Against Criminal Charges
Do I Have the Right to an Attorney Before Talking With Police?
You always have a right to an attorney and you always have the right not to talk to the police. So if a police officer wants to have a conversation with you about something that happened, you are under no obligation to speak with him. You always have the right to say, “I am a little nervous here. I’d rather have an attorney with me when I speak with you”. That’s true in just about any circumstance that one could think of, whether you are in custody or not.
Can Someone Contact Their Attorney Prior To The Evidential Breathalyzer In A DWI Case?
Theoretically you would have the right to do that but, in practice, it really doesn’t work out because the officer has the right to have you either take the test or not take the test within a relatively short period of time. So in practice, by the time you got to consult with your attorney, the officer would say basically that you refused to take the test, and the Court would deem that you refused to take it because you didn’t take it within the required time period. When it comes to taking the breathalyzer test, people should know that in almost all circumstances, they are better off in the end taking the breathalyzer test. There are many reasons for that covered in other parts of my website, but unless you have a prior conviction for DWI or you know that you are way over the limit, it is almost always advisable to take the breathalyzer test because you can work around that in many situations.
Once you refuse to take the breathalyzer test, then regardless of your innocence on the DWI case, you’re going to have your license revoked. For most people, it is a good idea to take the breathalyzer because you’re just not going to have enough time to have a lengthy discussion with your attorney about it.
What Are The Top Misconceptions Regarding Miranda Rights?
Probably one of the biggest misconceptions that people have about criminal law is that they equate Miranda with the right not to talk to the police. That took place way before Miranda. You have a right not to talk to the police at any time because, under the Fifth Amendment to the United States Constitution, you are not obligated to incriminate yourself to give incriminating testimony against yourself. So people have always had the right not to talk to the police. The Miranda case said that under certain circumstances (and it’s important that this is not all the time) when a person basically is in custody, in other words, they’re not free to leave, then the police are obligated to tell the person about these rights that they have.
You have a right to remain silent, that anything they say could be used against you, you have a right to have an attorney before you make a statement and, if you can’t afford an attorney, an attorney will be provided for you free of charge.
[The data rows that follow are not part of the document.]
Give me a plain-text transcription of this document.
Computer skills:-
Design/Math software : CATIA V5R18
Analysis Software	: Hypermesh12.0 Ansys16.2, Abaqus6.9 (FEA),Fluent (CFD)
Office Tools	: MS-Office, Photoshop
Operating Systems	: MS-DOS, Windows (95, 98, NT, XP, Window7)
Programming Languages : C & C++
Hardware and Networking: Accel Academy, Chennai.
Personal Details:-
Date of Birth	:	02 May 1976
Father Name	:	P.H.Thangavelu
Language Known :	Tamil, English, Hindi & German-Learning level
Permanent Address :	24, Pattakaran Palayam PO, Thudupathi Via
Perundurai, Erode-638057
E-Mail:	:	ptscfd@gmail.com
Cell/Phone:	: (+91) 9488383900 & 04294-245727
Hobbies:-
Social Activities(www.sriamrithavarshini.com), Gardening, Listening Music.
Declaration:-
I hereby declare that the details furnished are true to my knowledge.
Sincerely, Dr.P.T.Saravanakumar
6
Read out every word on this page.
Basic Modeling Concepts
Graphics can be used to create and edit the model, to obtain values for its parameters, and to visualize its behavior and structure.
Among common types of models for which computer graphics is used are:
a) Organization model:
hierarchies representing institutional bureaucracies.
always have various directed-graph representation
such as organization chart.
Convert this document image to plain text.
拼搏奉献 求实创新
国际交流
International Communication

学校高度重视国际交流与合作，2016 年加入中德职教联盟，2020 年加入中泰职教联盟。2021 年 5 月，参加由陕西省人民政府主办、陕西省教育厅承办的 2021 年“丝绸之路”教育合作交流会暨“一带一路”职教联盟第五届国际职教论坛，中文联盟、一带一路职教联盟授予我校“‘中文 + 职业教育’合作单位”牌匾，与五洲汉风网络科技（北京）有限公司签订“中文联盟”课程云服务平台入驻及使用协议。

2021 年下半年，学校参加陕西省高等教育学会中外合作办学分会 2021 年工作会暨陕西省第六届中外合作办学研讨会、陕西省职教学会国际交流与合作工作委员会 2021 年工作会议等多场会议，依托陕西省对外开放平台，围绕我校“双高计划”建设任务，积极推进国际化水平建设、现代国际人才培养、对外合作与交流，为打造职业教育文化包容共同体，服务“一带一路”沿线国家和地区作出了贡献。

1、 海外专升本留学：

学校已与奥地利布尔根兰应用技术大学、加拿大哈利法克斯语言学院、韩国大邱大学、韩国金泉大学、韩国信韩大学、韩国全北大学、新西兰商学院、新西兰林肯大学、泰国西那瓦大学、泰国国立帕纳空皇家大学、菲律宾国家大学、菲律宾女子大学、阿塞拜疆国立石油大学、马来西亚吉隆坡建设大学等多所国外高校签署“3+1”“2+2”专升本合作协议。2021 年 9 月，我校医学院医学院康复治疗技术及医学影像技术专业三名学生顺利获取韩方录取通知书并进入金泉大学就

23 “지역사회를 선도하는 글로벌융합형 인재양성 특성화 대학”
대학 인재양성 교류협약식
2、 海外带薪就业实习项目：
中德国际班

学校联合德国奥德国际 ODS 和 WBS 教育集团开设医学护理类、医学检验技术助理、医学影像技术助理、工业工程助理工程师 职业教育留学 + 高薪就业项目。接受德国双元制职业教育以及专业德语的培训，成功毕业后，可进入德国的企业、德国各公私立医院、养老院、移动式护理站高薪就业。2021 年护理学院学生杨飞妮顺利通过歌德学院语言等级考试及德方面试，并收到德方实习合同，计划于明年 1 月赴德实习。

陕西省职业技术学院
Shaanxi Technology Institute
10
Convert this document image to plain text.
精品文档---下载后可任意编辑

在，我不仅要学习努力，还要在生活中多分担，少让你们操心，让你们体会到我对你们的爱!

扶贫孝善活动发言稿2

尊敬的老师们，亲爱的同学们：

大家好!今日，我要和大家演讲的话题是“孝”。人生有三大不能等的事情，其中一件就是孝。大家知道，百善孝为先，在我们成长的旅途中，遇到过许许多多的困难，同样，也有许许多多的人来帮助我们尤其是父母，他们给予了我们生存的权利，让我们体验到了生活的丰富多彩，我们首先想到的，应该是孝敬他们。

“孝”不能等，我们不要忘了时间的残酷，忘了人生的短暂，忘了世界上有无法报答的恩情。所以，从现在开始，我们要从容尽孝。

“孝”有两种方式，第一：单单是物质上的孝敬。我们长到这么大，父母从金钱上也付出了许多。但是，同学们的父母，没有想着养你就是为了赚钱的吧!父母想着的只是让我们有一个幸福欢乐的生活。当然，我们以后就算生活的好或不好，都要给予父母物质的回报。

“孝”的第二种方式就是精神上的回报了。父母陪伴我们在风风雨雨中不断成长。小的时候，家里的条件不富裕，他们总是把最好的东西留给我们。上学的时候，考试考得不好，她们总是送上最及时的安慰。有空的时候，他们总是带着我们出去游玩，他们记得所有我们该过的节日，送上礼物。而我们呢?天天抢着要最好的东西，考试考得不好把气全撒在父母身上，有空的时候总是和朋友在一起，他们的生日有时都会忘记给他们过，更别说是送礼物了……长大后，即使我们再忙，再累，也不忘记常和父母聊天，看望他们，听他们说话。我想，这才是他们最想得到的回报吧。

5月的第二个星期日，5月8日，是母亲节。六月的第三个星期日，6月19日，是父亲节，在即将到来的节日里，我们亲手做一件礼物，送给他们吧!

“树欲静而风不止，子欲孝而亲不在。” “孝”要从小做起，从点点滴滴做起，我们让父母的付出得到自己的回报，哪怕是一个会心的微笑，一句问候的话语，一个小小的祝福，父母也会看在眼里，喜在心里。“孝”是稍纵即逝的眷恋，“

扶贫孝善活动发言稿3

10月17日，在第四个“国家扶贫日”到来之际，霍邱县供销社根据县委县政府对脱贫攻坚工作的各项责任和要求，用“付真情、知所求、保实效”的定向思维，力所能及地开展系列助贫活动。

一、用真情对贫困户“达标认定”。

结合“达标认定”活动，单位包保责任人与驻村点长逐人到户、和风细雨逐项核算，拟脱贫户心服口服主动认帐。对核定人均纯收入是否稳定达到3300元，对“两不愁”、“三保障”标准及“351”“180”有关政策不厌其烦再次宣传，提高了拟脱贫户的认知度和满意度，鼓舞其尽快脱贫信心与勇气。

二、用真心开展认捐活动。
Miranda was a court decision that went beyond the simple right to not say anything to the police but the Miranda warnings have to be given when somebody is in custody. Once they’re taken into custody, then they’re entitled to be warned of these rights. If a police officer is talking to you on the street and starts asking you questions, he does not have to advise you of your rights to remain silent even though you always have the right not to respond.
If Someone Was Not Read Their Miranda Rights Would Their Case Be Dismissed?
A judge would never dismiss a case simply because a defendant was not read the Miranda warnings. A lot of times, people will say to me, “Well, he didn’t advise me of my Miranda Rights, shouldn’t the case get thrown out?” My question back to them is, “Well, did you make a statement?” “Well, no. He never asked me anything, so I never made any statement.” If you never made an incriminating statement, there’s no harm done and nothing to fight. When statements are made to an officer, the defendant’s lawyer is entitled to be advised of that and that the people intend to use statements made to the officer in the trial. The defendant then has a right to ask for a hearing to determine if, before making those statements, the defendant was properly advised of his rights.
If the court determines that he was not properly advised, then they will not allow those statements to go into evidence at the trial. If those statements are the only thing that would give the court reason to convict, then the case would be thrown out but there may be and usually is other evidence beyond the statements by the defendants. The only thing that Miranda says is that if you’re not properly advised of your rights prior to making a custodial statement, then those statements cannot be used against you at trial. It’s nothing more or nothing less than that.